C'est qu'ici, c'est un peu la version Stade de France - mais sans Johnny qui chante Allumez le feu - du bal des pompiers.

Lovée dans un ancien couvent, avec terrasse ombragée, la fête -qui se déroule sur deux soirs - a attiré plus de 2500 personnes et mobilisé plus de 40 sapeurs, l'an dernier. " Pour nous, c'est énorme, car ce n'est pas notre boulot. On ne fait pas de l'événementiel ! ", rappelle Sébastien Solakian, néanmoins très heureux de monter, le temps d'un week-end, " la plus grosse discothèque extérieure de la région ".

Les recettes de la soirée n'ont d'ailleurs rien à envier au Macumba. L'an dernier, le chiffre d'affaires a dépassé les 40 000 euros. Dont quelques 10 000 euros retombant dans les poches de la sympathique Amicale des pompiers, dont une poignée d'entre eux n'hésitent pas à jouer les Chippendales pour faire monter l'ambiance et prouver que l'uniforme - ou plutôt son effeuillage - a décidément toujours la cote auprès des filles (plus de 50 % du public).

Business plan
Le solde positif de la fête sera investi, pour une petite part, dans des sorties ou du matériel de confort pour les pompiers. Le reste ? Il sera directement réinjecté dans l'organisation du prochain bal... " On cherche à faire toujours mieux d'année en année. C'est un peu idiot, mais c'est comme ça. On se doit d'en imposer à la concurrence ", glisse Sébastien Solakian.

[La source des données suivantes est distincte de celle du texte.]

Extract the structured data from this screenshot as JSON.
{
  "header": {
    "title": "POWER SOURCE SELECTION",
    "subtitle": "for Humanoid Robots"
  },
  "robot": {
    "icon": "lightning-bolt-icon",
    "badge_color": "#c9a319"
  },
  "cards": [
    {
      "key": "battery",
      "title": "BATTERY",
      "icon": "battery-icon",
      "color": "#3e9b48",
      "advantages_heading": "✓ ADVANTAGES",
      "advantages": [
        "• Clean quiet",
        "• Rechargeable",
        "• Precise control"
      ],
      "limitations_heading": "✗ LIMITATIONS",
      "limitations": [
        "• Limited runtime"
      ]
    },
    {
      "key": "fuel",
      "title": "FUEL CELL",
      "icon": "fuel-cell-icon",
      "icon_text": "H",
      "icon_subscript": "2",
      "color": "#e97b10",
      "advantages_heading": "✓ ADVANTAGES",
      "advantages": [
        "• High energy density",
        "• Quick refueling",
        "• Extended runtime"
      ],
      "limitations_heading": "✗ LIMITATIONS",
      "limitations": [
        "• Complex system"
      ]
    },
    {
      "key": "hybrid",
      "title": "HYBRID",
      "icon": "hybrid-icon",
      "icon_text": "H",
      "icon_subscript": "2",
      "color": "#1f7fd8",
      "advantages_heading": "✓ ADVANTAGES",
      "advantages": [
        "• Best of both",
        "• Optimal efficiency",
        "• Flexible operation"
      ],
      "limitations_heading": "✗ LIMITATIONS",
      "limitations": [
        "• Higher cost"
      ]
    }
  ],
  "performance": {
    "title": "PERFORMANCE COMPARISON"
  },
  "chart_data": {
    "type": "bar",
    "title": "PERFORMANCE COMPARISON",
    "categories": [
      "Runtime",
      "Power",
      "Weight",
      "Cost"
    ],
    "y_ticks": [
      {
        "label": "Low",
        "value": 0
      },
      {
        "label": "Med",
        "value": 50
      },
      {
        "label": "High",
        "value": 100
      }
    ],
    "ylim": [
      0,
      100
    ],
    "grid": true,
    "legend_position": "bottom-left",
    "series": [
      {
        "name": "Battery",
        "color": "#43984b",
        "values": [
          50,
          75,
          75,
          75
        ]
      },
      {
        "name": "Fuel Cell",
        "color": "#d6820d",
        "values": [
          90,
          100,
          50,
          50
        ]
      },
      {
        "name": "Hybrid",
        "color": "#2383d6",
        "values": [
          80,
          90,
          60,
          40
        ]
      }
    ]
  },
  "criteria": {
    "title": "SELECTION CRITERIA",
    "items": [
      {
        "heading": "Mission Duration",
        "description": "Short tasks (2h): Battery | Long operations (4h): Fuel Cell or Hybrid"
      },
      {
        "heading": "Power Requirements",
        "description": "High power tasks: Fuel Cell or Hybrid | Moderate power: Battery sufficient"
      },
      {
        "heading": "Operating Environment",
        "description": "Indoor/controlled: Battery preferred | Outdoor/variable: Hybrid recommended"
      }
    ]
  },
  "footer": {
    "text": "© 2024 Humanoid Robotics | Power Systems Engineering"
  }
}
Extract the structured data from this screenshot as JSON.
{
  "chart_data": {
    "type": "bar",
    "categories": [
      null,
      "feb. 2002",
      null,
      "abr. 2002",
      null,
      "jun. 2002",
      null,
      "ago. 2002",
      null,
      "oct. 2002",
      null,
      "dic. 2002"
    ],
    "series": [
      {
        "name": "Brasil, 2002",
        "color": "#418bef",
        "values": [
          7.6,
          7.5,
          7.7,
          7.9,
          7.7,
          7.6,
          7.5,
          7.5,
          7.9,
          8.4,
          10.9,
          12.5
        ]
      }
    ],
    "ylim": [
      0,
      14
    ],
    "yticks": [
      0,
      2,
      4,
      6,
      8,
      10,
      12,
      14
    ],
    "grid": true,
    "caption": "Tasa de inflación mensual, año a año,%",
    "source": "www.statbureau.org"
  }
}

La concurrence, justement. Pour maintenir la fréquentation et pour tenter de contrer la montée en puissance des autres casernes lyonnaises à l'occasion du 14 juillet, les pompiers de Rochat ont d'ailleurs mis en place un véritable plan de communication : "nous prenons de la pub, distribuons des flyers et collons des affiches dans toute la ville", reconnaît le responsable de l'Amicale des sapeurs. Cette année, ils ont même dégoté un partenaire média, la radio lyonnaise Hits & Sport, qui, en échange de quelques dizaines de spots, jouira d'un peu de visibilité sur le site. De la même manière, au vu du bon esprit et du succès de l'événement, entreprises et pouvoirs publics ne rechignent plus, eux aussi, à mettre la main au portefeuille, comme la banque CIC ou le Département du Rhône qui financent -certes modestement - l'événement cette année.

Plutôt malins les sapeurs lyonnais.. Mais c'est connu : pompier, bon œil.